In 1967, she followed her brother to Los Angeles, where she too became smitten by the city. “Los Angeles is the most intellectually, culturally and socially stimulating place I’ve ever been to,” she said. She married the late B. Lamar Johnson Jr., the UCLA professor who helped pioneer the study of infectious disease as a sub-specialty of internal medicine.

In 1976, Susan Diamond joined The Times and in 1981 began writing about consumer scams and unfair practices in a weekly column called “For What It’s Worth.”

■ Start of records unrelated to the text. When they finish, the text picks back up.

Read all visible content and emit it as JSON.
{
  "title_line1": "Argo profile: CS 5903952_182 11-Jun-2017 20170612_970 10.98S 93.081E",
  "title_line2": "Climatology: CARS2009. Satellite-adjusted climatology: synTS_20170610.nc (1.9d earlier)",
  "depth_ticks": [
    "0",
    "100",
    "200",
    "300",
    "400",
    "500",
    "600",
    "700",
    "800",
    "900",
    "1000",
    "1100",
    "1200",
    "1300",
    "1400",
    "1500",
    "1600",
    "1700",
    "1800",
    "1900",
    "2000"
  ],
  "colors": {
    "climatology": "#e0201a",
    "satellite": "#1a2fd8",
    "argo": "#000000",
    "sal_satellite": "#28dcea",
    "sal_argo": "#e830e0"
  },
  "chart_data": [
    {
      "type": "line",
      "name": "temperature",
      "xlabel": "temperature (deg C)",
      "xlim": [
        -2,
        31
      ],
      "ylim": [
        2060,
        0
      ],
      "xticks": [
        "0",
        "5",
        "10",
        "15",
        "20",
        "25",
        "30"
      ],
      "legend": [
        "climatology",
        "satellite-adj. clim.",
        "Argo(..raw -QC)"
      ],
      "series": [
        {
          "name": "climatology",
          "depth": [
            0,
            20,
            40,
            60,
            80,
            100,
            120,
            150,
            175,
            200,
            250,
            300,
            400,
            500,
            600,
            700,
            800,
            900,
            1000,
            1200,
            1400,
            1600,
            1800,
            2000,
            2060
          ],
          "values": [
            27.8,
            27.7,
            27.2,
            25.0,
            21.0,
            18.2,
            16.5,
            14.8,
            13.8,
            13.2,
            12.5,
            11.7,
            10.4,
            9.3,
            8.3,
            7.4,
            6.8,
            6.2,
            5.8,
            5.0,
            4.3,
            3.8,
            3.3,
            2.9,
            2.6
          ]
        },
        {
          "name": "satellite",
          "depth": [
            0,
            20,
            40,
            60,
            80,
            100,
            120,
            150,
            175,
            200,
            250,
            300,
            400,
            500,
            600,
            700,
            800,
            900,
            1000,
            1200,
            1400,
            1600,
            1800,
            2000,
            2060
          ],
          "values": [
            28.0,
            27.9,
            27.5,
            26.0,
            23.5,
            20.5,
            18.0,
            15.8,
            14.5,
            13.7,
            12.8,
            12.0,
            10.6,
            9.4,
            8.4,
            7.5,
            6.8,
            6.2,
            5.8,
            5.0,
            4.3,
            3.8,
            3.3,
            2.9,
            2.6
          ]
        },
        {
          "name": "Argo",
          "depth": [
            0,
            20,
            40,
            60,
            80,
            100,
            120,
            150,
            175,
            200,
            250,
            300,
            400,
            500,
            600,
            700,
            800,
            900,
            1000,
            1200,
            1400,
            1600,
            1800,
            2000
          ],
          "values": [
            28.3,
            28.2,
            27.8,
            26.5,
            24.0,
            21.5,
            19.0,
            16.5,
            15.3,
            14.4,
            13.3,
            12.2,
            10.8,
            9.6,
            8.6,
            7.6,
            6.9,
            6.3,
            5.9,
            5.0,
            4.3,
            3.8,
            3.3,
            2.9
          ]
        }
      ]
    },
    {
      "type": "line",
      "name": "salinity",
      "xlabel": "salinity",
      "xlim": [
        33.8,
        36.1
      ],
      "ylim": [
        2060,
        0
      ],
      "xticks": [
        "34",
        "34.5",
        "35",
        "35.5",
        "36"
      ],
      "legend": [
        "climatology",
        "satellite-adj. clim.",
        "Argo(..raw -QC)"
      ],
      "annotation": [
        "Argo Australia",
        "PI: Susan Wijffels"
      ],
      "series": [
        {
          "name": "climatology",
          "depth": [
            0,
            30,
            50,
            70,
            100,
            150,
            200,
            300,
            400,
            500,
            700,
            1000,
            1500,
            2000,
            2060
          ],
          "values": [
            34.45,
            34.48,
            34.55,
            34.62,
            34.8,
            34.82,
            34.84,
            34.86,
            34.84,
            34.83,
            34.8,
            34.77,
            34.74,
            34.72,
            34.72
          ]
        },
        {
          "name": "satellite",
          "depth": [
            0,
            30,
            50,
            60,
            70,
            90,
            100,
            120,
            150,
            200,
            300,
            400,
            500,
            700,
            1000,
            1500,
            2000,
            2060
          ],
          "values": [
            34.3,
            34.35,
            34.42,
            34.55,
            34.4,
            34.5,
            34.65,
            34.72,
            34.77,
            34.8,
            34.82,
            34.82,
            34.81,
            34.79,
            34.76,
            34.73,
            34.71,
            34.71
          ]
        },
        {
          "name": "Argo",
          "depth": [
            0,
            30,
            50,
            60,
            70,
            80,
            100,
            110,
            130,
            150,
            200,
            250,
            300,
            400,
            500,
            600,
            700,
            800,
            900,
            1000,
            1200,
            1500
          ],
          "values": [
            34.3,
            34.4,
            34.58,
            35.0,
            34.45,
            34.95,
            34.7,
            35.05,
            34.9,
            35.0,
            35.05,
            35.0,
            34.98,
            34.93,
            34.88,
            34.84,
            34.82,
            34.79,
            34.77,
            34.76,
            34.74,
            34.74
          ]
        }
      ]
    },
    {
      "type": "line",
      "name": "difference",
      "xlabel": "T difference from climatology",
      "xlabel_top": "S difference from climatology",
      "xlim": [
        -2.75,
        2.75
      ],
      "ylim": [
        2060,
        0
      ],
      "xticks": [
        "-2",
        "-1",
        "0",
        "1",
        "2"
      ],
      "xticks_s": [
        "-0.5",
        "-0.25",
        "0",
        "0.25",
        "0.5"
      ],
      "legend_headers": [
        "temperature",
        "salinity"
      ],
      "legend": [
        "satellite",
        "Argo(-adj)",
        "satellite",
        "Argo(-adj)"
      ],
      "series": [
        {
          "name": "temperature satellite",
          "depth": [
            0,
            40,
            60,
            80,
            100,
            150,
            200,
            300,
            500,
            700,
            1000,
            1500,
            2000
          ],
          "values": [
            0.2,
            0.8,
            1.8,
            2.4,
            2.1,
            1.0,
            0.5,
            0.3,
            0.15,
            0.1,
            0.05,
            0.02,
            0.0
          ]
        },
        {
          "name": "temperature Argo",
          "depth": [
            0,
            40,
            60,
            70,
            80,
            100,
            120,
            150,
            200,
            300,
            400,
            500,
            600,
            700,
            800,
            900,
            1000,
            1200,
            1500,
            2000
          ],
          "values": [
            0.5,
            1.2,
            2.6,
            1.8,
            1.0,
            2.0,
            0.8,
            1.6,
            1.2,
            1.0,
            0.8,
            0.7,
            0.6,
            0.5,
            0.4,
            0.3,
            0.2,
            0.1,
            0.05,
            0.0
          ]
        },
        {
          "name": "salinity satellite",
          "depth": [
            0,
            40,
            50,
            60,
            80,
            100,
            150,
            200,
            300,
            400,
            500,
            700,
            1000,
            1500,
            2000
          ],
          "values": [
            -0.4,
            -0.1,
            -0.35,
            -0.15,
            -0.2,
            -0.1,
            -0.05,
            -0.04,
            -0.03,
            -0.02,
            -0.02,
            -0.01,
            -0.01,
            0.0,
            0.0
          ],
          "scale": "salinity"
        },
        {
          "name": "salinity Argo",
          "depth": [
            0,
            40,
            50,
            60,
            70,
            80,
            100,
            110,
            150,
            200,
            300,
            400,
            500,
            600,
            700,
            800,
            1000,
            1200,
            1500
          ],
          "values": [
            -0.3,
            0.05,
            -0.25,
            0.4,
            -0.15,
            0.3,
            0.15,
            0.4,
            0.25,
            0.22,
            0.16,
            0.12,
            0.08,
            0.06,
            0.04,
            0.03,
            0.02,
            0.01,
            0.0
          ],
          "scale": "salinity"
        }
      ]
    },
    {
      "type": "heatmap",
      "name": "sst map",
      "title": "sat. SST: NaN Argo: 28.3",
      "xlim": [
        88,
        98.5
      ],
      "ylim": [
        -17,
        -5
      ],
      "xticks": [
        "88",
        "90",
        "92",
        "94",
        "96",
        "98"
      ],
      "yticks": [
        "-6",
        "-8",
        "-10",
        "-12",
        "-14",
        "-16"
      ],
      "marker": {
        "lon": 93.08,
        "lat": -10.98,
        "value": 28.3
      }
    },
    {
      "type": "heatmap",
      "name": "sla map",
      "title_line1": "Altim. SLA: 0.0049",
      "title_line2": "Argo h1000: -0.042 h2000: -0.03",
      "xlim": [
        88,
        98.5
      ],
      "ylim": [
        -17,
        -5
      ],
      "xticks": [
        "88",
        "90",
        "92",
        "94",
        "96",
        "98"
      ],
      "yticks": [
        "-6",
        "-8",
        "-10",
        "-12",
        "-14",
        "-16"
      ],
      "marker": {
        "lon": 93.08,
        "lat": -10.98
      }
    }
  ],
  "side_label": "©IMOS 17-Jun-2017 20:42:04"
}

“She’s always been keen about righting the scales of justice,” said Phyllis Eliasberg, a former reporter at CBS-owned KCAL-TV, Channel 9. Susan’s column became a must read for many businesspeople, including those at the California Trial Lawyers Assn., which honored her with its annual award. “There’s nothing more satisfying than writing about cases that come to judgment,” Susan said.

She retired from journalism in 1994 but continues to write the occasional opinion piece. These days, she’s hard at work on her second novel, which she was reluctant to describe except to say that it’s a caper that will include a male protagonist. “I hope I can pull that off,” she said.

Her years of nonfiction work on financial, legal and tax matters are now being synthesized into her fictional work. About the only thing she regrets about her new direction so far is that she agreed to change her pen name from serious old S.J. to the more reader-friendly Susan: “After all these years, I hardly know her now.” It’s just the inner child, getting a little sweet revenge.